No, my position is that it’s probably harder for models to evade monitors when there is “complex reasoning for many outputs”. Sorry, that wasn’t written clearly—that was meant to say that my top comment didn’t draw the distinction between tasks with a single output and tasks with many outputs (and instead only mentioned examples of other tasks with single outputs) because the paper tests settings closer to single outputs.
The last sentence was intended to be about my top comment in light of that: if the stated conclusion had been something like “difficult bad behavior is easy to monitor when models are ambivalent about their reasoning being monitored” or “difficult bad behavior is easy to monitor for current models in tasks requiring complex reasoning for many outputs regardless of propensity”, I would have agreed[1]. But the stated conclusion is instead that difficult bad behaviors are generally easy to monitor, which I don’t think the results are sufficient to imply.
Okay, that position seems to me equivalent to the position that models will be more capable at evading monitors when they intrinsically want to evade monitors, than when they are explicitly prompted to evade monitors. Do you also endorse that position? (If not, why isn’t it implied by your stance?)
That position seems pretty unlikely to me (for current models). Models are trained really hard to follow instructions in the prompt to the best of their ability.
This seems to imply that your position that it would be easier for models to evade monitors when there is “complex reasoning for many outputs” than when there is “complex reasoning for a single output”. Is that correct? If so, why do you think that?

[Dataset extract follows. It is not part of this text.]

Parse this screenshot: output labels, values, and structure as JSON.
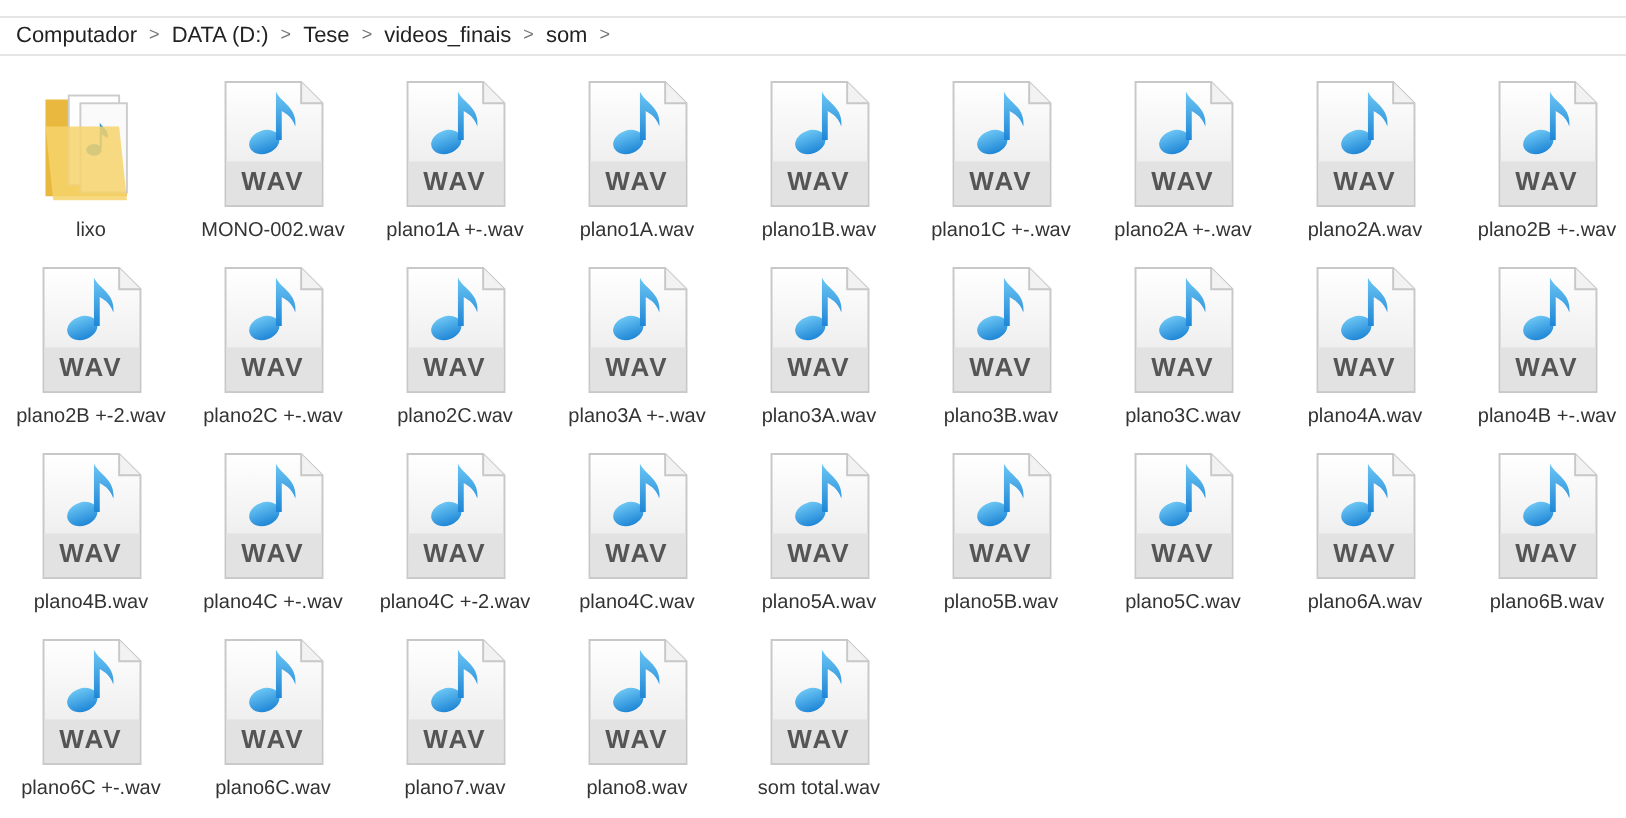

I would assume that many outputs that all require complex reasoning just mean multiple single outputs that require complex reasoning, so if the model can’t evade on single outputs that require complex reasoning then it shouldn’t be able to evade on multiple outputs that require complex reasoning. (Or more simply: if models can’t evade monitors on a short task, they shouldn’t be able to evade monitors on a long task, holding difficulty per step constant.)
No, my position is that it’s probably harder for models to evade monitors when there is “complex reasoning for many outputs”. Sorry, that wasn’t written clearly—that was meant to say that my top comment didn’t draw the distinction between tasks with a single output and tasks with many outputs (and instead only mentioned examples of other tasks with single outputs) because the paper tests settings closer to single outputs.
The last sentence was intended to be about my top comment in light of that: if the stated conclusion had been something like “difficult bad behavior is easy to monitor when models are ambivalent about their reasoning being monitored” or “difficult bad behavior is easy to monitor for current models in tasks requiring complex reasoning for many outputs regardless of propensity”, I would have agreed[1]. But the stated conclusion is instead that difficult bad behaviors are generally easy to monitor, which I don’t think the results are sufficient to imply.
Though in the latter case it’d probably be important to plot number of outputs vs monitor-ability and compare for models over time.
Okay, that position seems to me equivalent to the position that models will be more capable at evading monitors when they intrinsically want to evade monitors, than when they are explicitly prompted to evade monitors. Do you also endorse that position? (If not, why isn’t it implied by your stance?)
That position seems pretty unlikely to me (for current models). Models are trained really hard to follow instructions in the prompt to the best of their ability.